Evaluation of GROBID against PubMed Central
Individual models can be evaluated as explained in Training the different models of Grobid.
For an end-to-end evaluation, covering the whole extraction process from the parsing of PDF to the end result of the cascading of several CRF models, GROBID includes an evaluation progress against a set of PubMed Central articles. For its publications, PubMed Central provides both PDF and fulltext XML files in the NLM format. Keeping in mind some limits described bellow, it is possible to estimate the ability of Grobid to extract and normalize the content of the PDF documents for matching the quality of the NLM file.
Getting PubMedCentral gold-standard data
We are currently evaluating GROBID using the
PMC_sample_1943 dataset compiled by Alexandru Constantin. The dataset is available at this url (around 1.5GB in size). The sample dataset contains 1943 articles from 1943 different journals corresponding to the latest publications from a 2011 snapshot.
Any similar PubMed Central set of articles could normally be used, as long they follow the same directory structure: one directory per article containing at least the corresponding PDF file and the reference NLM file.
We suppose in the following that the archive is decompressed under
Running and evaluating
grobid-trainer/, the following command line is used to run and evaluate Grobid on the dataset:
> mvn compile exec:exec -PPubMedCentralEval -Dpmc=*PATH_TO_PMC/PMC_sample_1943* -Drun=1
run indicates if GROBID has to be executed on all the PDF of the data set. The resulting TEI file will be added in each article subdirectory. If you only want to run the evaluation without re-executing Grobid on the PDF, set the parameter to 0:
> mvn compile exec:exec -PPubMedCentralEval -Dpmc=*PATH_TO_PMC/PMC_sample_1943* -Drun=0
It is also possible to set a ratio of evaluation data to be used expressed as a number between 0 and 1 introduced by the parameter
fileRatio. For instance, if you want to evaluate Grobid against only 10% of the PubMedCentral files, use:
> mvn compile exec:exec -PPubMedCentralEval -Dpmc=*PATH_TO_PMC/PMC_sample_1943* -Drun=0 -DfileRatio=0.1
The evaluation provides precision, recall and f-score for the different fields in the header and bibliographical references. In addition, the scores are also computed at instance level, which means at the level of a complete header or complete citation.
An experimental evaluation for the structures of the full text body is also proposed. This is not reliable in the current state, because most of the annotations of the full texts in PudMed Central are not uniform.

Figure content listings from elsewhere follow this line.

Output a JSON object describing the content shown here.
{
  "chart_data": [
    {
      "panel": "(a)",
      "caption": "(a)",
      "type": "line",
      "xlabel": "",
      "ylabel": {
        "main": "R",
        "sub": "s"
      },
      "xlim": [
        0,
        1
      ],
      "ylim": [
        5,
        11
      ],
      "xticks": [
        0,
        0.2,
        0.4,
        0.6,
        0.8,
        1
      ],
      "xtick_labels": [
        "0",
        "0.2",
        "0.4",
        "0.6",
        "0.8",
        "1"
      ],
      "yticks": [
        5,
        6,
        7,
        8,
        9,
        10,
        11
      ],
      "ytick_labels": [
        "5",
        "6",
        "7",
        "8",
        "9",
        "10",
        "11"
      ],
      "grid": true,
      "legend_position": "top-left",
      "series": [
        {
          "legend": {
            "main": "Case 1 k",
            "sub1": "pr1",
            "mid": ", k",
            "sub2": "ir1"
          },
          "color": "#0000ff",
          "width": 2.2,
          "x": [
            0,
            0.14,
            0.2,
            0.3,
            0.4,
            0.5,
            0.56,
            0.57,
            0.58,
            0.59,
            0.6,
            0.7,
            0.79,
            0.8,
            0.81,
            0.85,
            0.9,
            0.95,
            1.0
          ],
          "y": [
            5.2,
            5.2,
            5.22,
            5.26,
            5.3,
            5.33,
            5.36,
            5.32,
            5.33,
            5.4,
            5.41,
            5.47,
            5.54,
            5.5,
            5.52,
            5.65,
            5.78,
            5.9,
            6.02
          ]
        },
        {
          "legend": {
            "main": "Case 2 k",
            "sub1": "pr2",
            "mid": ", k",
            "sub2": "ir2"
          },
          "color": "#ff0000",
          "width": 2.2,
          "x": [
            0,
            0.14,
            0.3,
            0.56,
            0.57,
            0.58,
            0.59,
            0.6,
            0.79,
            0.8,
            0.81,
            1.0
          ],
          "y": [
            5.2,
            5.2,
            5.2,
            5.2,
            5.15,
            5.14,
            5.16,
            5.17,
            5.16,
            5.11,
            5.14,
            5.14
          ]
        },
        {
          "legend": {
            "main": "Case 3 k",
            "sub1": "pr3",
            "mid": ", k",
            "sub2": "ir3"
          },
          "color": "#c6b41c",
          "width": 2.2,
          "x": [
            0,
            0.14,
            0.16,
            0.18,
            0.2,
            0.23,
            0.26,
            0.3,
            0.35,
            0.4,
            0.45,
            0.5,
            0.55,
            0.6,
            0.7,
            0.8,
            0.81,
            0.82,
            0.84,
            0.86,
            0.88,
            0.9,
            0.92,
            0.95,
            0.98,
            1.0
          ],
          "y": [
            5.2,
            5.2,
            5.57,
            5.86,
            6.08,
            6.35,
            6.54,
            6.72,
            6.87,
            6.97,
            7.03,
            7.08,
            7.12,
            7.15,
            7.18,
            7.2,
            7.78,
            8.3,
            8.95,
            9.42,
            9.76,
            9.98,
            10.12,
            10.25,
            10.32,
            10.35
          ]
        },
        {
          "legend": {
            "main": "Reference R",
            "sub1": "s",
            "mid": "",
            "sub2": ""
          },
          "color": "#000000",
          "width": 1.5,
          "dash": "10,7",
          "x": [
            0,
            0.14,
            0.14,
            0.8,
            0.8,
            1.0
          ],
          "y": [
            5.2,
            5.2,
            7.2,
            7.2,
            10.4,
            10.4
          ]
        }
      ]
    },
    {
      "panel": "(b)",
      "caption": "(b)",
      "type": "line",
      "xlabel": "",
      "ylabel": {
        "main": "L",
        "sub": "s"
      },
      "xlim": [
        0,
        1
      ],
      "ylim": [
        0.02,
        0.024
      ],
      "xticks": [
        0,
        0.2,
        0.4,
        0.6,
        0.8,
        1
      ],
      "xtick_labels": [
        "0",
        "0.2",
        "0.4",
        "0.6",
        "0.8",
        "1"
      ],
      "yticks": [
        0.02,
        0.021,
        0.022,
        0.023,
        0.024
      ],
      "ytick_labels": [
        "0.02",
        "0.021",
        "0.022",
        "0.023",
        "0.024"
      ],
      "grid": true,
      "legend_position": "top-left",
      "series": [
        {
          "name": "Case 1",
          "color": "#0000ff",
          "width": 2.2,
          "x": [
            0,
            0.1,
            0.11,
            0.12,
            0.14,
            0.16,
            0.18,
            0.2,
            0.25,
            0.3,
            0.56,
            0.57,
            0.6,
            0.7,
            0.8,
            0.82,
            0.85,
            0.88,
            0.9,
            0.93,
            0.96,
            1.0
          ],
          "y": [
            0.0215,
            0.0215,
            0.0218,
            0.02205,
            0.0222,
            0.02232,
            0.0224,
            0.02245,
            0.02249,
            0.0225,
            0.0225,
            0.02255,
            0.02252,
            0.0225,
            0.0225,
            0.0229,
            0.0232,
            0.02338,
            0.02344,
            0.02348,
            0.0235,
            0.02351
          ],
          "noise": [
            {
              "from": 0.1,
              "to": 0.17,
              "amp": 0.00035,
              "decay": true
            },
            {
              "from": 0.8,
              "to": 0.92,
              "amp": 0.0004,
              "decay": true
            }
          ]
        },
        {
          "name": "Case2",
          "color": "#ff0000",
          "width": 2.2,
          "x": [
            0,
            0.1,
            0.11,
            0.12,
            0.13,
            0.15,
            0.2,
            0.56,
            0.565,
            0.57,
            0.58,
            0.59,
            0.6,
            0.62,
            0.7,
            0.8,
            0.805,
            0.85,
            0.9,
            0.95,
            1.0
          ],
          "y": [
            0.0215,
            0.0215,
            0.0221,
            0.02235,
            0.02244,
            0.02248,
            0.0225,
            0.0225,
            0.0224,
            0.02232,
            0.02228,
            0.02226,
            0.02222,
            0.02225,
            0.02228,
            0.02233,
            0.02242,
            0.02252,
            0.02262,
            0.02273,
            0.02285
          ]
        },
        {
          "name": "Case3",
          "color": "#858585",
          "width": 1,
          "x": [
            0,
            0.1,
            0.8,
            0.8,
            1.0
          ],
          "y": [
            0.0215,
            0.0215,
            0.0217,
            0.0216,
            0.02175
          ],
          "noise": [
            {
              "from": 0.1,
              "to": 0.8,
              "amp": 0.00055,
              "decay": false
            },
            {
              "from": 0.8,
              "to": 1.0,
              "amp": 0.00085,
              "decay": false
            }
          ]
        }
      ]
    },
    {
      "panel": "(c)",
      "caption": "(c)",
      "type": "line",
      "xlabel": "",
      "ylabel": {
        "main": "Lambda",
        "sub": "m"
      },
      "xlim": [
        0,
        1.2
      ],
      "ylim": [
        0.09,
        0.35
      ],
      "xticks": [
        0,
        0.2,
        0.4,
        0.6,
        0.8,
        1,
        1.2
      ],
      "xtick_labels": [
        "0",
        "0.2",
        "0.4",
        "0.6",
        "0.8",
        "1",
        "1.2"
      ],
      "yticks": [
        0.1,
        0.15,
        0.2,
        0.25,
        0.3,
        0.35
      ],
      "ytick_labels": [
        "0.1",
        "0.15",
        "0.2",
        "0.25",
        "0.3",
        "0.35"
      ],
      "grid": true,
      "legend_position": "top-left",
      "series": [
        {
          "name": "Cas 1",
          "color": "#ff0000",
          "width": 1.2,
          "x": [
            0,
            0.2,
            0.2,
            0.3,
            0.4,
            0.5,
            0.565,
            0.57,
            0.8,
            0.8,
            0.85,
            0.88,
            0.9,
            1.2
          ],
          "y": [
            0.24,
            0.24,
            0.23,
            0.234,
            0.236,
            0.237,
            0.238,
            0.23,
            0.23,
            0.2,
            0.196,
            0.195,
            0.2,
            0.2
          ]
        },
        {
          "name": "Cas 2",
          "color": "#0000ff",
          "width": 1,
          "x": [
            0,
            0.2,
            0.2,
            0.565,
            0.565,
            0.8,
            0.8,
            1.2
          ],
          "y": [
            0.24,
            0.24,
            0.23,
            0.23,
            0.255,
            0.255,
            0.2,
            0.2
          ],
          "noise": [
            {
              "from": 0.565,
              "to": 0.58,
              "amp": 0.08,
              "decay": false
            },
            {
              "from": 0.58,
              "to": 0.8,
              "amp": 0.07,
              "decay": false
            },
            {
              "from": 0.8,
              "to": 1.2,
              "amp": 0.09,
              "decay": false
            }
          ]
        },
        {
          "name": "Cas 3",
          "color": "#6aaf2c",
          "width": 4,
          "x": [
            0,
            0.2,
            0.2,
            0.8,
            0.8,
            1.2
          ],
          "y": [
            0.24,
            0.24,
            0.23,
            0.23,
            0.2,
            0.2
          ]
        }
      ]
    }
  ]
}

For instance, the numbering of the section header is sometime included in the section header annotation, sometime not. The PubMed Central annotations will need to be standardized as a pre-process for a meaningful evaluation, which is a task planned in the next releases.
The evaluation covers four different string matching techniques for textual fields, based on the existing evaluation approaches observed in the litterature:
strict, i.e. exact match,
soft corresponding to matching ignoring punctuations, character case and space character mismatches,
relative Levenshtein distance relative to the max length of two strings
These macthing variants only apply to textual fields, not numerical and dates fields (such as volume, issue, dates, pages).
A relatively important number of citations in the NLM files are encoded only as raw string, for example in the first file of the set
... <ref id="CR9"> <label>9.</label> <mixed-citation publication-type="other">Piraña and PCluster: a modeling environment and cluster infrastructure for NONMEM. Keizer RJ, van Benten M, Beijnen JH, Schellens JH, Huitema AD. Comput Methods Programs Biomed. 2011;101(1):72–9.</mixed-citation> </ref> <ref id="CR10"> <label>10.</label> <mixed-citation publication-type="other">Holford, N. VPC, the visual predictive check—superiority to standard diagnostic (Rorschach) plots. In: PAGE 2005. 2005.</mixed-citation> </ref> ...
(this file contains for instance 3 non-encoded citations out of 18)
As a consequence, the fields extracted by GROBID will not match any reference 'expected' values and will all be considered as false positive. The scores for the citation structures are thus lower than the actual performance of the system.